If possible, these defects should be removed in the next print of the notes.
M. A. TALPUR Hyderabad

 Agricultural country
THIS refers to Mr M. Siddique Suleman’s letter ‘Agricultural country’ (Aug 19) in which he has asked as to how Pakistan can be called an agricultural country when it has been importing wheat for 55 out of its 58 years and 65 per cent of edible oil throughout its existence.
At present we are importing 16 agricultural commodities plus meat and livestock to cater for the food requirements of our people at a cost of $5 billion per annum.
Pakistan has 49 million hectares of cultivatable land and has the largest canal irrigation system in the world, with 60 per cent of its population out of 150 million engaged in agricultural activity throughout the year.

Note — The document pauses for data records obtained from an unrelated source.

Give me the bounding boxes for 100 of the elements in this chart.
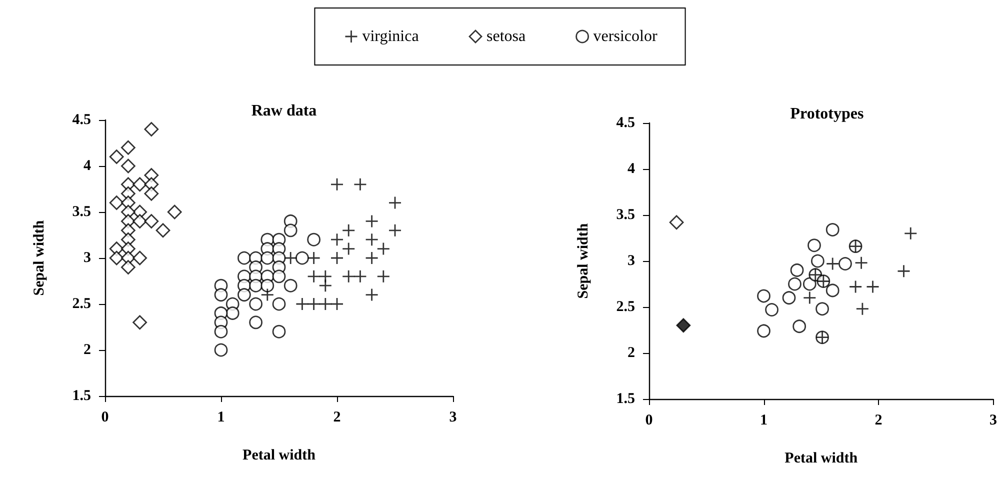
y-tick-label: 4	[628, 161, 636, 177]
point	[354, 178, 367, 192]
point	[826, 257, 840, 270]
y-tick-label: 2.5	[72, 296, 91, 312]
y-tick-label: 2	[628, 345, 635, 361]
point	[826, 284, 840, 298]
point	[342, 224, 356, 238]
legend-label: virginica	[362, 28, 419, 45]
y-tick-label: 3	[84, 250, 91, 266]
y-tick-label: 2.5	[616, 299, 635, 315]
point	[810, 254, 824, 268]
point	[307, 251, 320, 265]
x-tick-label: 1	[760, 412, 768, 428]
point	[109, 196, 124, 210]
point	[897, 264, 910, 278]
point	[284, 251, 298, 265]
x-tick-label: 1	[217, 410, 225, 426]
x-axis-title: Petal width	[242, 448, 316, 464]
point	[272, 297, 286, 311]
point	[856, 302, 870, 316]
point	[376, 242, 390, 256]
point	[296, 297, 309, 311]
y-tick-label: 4	[84, 158, 92, 174]
point	[132, 315, 147, 330]
point	[307, 232, 320, 246]
point	[249, 278, 262, 292]
point	[676, 318, 691, 333]
point	[757, 289, 770, 303]
point	[376, 270, 390, 284]
point	[214, 324, 228, 338]
point	[802, 291, 816, 304]
point	[109, 150, 124, 164]
point	[132, 214, 147, 228]
chart-title: Prototypes	[790, 106, 864, 122]
y-tick-label: 1.5	[72, 388, 91, 404]
point	[365, 214, 378, 228]
point	[318, 297, 332, 311]
point	[121, 260, 136, 274]
x-tick-label: 3	[990, 412, 997, 428]
point	[854, 256, 868, 270]
point	[848, 280, 862, 294]
point	[826, 223, 840, 236]
point	[144, 186, 159, 201]
point	[307, 270, 320, 284]
x-tick-label: 0	[101, 410, 109, 426]
point	[757, 324, 770, 338]
point	[792, 320, 806, 334]
point	[866, 280, 880, 294]
point	[109, 250, 124, 266]
point	[365, 288, 378, 302]
point	[238, 251, 251, 265]
point	[156, 223, 170, 238]
point	[121, 158, 136, 174]
point	[790, 264, 804, 277]
point	[132, 177, 147, 192]
y-tick-label: 2	[84, 342, 91, 358]
point	[167, 204, 182, 220]
y-tick-label: 4.5	[616, 115, 635, 131]
point	[388, 196, 402, 210]
point	[214, 343, 228, 357]
y-tick-label: 3.5	[72, 204, 91, 220]
point	[330, 232, 344, 246]
point	[284, 278, 298, 292]
y-axis-title: Sepal width	[32, 220, 48, 296]
point	[365, 232, 378, 246]
point	[802, 277, 816, 291]
point	[808, 238, 821, 252]
point	[307, 297, 320, 311]
point	[788, 277, 802, 291]
point	[284, 224, 298, 238]
point	[904, 226, 918, 240]
point	[249, 316, 262, 330]
x-tick-label: 2	[874, 412, 882, 428]
point	[272, 324, 286, 338]
point	[330, 251, 344, 265]
point	[782, 291, 796, 304]
chart-title: Raw data	[251, 102, 317, 120]
x-tick-label: 3	[449, 410, 457, 426]
point	[296, 251, 309, 265]
x-tick-label: 2	[333, 410, 341, 426]
point	[272, 270, 286, 284]
point	[354, 270, 367, 284]
point	[330, 178, 344, 192]
point	[144, 122, 159, 136]
point	[669, 215, 684, 230]
y-tick-label: 1.5	[616, 391, 635, 407]
point	[388, 224, 402, 238]
point	[318, 278, 332, 292]
y-axis-title: Sepal width	[576, 222, 592, 299]
y-tick-label: 3.5	[616, 207, 635, 223]
y-tick-label: 3	[628, 253, 635, 269]
point	[238, 288, 251, 302]
point	[330, 297, 344, 311]
point	[260, 288, 274, 302]
point	[249, 297, 262, 311]
point	[226, 306, 240, 320]
point	[260, 278, 274, 292]
point	[342, 242, 356, 256]
point	[838, 257, 852, 270]
point	[144, 214, 159, 228]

The natural resource base of Pakistan will suggest that it has the potential to meet the food needs of the population. What is the reason behind the agrarian crisis in Pakistan? Like Mr Suleman, I am also looking forward to learn from the ministry of agriculture about the factors responsible for the prevailing agricultural crisis. The best defence of a country lies in self-sufficiency in food.
Dr JALALUDDIN Karachi

 Cantonments
I WANT to draw the attention of the chairman of the National Reconstruction Bureau towards the statement of the chief election commissioner that local body elections would not be held in the cantonments.
Four years ago too, people living in the cantonments were neglected and no election was held. Now again the same storey has been repeated.
In the absence of representation, day-to-day problems of the people are not solved by the officers concerned.
I request the president to ask the chief election commissioner to hold elections in the cantonment areas also.